This morning, I picked a flowering branch from the camellia (needs pruning) and two from the forsythia (always need pruning) - but there is one spring flower that won't be touched.
The trout lily (seen here in a photo from the Carrboro Citizen) or dog-tooth violet or fawn lily or adder's tongue - that last the name I learned as a child in western New York - is a spring ephemeral, a small bulb that gives rise to a flower that lasts only a day or a few days. This is one of the great beauties, with a dangling single flower in clear yellow, the back of the petals shadowed in russet. The leaves are mottled with a brown pattern that gave rise to the name - supposedly, spotted adders or puff adders would hide in these patches of camouflage leaves.

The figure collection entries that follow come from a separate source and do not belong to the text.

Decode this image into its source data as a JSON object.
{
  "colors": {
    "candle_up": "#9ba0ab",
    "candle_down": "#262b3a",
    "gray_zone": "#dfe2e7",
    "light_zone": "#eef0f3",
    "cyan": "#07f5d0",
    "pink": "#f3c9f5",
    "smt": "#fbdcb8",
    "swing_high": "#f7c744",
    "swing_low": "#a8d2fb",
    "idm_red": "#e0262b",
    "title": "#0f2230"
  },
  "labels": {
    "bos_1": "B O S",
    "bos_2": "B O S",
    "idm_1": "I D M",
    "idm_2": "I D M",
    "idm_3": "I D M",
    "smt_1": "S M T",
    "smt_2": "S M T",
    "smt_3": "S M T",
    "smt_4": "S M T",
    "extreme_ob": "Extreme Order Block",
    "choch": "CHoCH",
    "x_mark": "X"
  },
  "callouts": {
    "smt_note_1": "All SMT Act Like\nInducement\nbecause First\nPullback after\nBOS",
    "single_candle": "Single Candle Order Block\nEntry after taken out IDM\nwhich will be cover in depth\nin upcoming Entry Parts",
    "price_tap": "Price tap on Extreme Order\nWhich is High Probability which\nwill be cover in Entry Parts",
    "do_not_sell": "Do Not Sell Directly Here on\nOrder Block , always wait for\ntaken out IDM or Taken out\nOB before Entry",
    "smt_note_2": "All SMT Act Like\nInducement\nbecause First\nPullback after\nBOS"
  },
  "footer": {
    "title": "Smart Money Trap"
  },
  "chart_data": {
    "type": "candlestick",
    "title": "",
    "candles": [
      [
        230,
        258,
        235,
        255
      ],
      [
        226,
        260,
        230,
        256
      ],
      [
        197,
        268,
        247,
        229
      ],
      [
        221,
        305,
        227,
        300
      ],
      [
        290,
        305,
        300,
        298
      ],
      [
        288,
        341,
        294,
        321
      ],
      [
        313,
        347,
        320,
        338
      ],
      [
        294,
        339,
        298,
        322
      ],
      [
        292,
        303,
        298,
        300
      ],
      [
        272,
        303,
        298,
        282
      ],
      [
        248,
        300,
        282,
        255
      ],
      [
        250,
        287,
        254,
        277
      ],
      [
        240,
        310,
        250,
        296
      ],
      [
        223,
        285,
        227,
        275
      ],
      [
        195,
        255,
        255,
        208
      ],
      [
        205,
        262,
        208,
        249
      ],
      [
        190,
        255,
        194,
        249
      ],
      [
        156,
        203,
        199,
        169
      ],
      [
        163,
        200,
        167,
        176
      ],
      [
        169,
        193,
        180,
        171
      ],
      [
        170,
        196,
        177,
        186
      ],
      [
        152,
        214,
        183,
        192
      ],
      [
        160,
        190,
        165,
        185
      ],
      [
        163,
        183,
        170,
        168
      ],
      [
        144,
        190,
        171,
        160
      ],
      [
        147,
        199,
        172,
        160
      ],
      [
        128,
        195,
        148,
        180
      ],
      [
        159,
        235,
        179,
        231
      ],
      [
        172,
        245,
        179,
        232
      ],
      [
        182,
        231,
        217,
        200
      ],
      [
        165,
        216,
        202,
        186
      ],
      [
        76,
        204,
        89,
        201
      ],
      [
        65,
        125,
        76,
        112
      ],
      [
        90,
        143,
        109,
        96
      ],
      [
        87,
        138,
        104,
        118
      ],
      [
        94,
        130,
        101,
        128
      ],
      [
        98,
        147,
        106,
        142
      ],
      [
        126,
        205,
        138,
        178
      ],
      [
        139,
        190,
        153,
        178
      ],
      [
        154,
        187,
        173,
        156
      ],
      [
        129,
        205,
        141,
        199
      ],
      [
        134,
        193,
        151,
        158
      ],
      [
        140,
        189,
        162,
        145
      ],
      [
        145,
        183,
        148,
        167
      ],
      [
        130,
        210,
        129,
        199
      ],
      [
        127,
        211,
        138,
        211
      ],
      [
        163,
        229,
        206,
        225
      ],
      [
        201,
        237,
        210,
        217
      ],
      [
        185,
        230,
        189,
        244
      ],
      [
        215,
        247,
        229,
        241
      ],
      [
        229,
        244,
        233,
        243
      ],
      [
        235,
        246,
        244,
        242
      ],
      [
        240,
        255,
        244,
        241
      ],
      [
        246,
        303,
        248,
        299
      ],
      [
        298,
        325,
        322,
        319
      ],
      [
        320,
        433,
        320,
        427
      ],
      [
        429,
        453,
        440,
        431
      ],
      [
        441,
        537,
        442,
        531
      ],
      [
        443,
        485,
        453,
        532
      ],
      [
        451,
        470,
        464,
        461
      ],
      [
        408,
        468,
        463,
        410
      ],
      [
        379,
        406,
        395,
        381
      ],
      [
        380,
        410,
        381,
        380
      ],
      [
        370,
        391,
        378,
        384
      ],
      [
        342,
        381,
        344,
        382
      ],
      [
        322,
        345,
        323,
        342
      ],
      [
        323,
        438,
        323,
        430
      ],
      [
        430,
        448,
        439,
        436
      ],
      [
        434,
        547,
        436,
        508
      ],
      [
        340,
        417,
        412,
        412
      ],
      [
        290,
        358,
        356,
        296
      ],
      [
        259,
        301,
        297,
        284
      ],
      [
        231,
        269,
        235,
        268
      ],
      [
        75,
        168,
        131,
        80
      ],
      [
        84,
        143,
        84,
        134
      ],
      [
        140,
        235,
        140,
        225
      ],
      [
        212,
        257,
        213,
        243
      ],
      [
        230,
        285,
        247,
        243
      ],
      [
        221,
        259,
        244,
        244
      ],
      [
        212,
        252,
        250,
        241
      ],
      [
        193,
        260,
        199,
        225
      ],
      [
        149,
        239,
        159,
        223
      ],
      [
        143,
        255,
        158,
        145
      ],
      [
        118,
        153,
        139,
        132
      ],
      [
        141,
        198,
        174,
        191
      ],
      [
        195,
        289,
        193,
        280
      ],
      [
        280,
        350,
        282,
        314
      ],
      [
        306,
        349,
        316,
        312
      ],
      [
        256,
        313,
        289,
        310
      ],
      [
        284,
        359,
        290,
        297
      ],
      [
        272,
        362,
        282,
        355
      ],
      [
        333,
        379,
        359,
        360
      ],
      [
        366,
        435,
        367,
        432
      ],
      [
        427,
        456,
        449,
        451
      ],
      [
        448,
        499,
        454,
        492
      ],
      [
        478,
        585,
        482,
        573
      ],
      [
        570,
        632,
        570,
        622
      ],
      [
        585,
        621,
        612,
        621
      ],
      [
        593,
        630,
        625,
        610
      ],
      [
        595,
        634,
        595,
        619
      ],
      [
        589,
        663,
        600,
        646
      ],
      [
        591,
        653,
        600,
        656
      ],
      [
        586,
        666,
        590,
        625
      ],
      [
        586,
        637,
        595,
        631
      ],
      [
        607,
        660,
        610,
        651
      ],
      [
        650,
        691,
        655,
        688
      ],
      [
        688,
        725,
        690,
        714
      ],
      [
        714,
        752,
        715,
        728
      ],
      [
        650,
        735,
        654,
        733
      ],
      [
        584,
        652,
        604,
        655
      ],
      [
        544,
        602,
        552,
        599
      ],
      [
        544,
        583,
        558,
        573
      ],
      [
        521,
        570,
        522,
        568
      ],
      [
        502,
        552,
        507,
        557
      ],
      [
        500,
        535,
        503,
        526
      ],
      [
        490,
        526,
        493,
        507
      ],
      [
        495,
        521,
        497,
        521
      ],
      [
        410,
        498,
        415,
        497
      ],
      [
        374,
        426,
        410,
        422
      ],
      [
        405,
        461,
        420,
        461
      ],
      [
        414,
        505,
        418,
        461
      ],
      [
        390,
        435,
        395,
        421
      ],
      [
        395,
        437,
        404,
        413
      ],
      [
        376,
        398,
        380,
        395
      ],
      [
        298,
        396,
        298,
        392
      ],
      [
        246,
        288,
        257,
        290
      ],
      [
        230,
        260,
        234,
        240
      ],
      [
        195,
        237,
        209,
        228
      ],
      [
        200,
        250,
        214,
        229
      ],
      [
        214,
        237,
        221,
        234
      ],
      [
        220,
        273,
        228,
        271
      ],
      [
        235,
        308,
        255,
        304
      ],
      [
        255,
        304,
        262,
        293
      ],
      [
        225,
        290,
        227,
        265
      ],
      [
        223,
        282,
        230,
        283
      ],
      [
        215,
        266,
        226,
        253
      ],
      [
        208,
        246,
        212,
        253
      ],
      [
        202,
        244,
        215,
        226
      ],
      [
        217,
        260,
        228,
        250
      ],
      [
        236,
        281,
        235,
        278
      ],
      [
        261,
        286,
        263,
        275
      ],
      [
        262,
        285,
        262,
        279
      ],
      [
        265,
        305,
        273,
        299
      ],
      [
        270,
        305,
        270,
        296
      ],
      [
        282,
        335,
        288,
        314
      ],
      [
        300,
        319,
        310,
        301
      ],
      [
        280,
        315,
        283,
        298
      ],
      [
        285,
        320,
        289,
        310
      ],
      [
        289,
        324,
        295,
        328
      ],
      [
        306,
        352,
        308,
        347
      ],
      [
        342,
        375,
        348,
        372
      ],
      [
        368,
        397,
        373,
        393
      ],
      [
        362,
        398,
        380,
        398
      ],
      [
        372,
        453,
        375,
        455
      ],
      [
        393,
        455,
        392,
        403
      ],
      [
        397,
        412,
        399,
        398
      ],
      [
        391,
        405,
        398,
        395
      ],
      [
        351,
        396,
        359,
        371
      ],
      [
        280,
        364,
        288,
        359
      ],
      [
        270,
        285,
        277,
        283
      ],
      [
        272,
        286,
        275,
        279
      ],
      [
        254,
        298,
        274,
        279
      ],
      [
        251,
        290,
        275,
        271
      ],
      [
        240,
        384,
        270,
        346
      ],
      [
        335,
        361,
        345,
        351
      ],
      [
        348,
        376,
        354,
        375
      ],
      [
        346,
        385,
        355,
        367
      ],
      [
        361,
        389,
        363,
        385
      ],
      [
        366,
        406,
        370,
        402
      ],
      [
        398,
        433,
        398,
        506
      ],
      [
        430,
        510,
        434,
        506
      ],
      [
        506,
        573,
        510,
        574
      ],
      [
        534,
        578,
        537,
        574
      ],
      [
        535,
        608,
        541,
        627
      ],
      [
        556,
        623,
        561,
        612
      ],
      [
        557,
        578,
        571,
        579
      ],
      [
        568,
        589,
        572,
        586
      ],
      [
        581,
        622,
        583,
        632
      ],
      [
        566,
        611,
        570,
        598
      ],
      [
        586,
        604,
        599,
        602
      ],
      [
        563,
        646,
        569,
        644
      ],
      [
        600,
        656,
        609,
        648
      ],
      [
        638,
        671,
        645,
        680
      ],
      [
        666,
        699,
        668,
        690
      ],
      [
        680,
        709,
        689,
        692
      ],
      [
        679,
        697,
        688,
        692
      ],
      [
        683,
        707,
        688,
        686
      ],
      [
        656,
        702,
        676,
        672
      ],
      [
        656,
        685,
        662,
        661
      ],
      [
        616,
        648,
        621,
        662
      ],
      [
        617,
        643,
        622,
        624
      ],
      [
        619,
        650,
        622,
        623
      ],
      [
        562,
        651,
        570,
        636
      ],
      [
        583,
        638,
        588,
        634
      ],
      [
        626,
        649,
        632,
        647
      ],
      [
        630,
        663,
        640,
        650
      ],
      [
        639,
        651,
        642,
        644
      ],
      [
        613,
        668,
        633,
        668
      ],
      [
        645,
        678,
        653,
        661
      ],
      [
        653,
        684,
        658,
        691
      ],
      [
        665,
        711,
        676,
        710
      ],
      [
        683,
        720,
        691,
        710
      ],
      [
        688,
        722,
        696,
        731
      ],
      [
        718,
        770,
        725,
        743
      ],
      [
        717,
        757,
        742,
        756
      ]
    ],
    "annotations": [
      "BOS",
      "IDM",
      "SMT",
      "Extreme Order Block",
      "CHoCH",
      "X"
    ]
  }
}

That never stopped me from picking the flowers by the (child-sized) fistful.
But I won't pick the flower that is starting to lift from one of two bulbs planted in my strip of woods at the back of the lot.
I salvaged these bulbs from the Bicentennial Gardens. Liberated. Removed. Saved. Over the past couple of years, the woodland garden there has been systematically treated with herbicides, I imagine in the service of replanting. Still, it was a shock to see the trout lilies, bloodroot, Virginia bluebells and others laying waste. I found two trout lilies in the boundaries of the footpath and reasoned that, if they had not already died from the herbicide, they would soon be trampled. I pushed them out of the mulch with a pointed stick and carried them away to replant.
Last year's heat and drought surely killed the bulbs, I thought. Yet when I went to inspect the birdhouses, familiar leaves had pushed through the leaf litter. And now a bud.
These little plants are precious to me. They remind me of my childhood, spent running barefoot through second-growth woods. And they remind me of the toughness of even the most ephemeral of joys.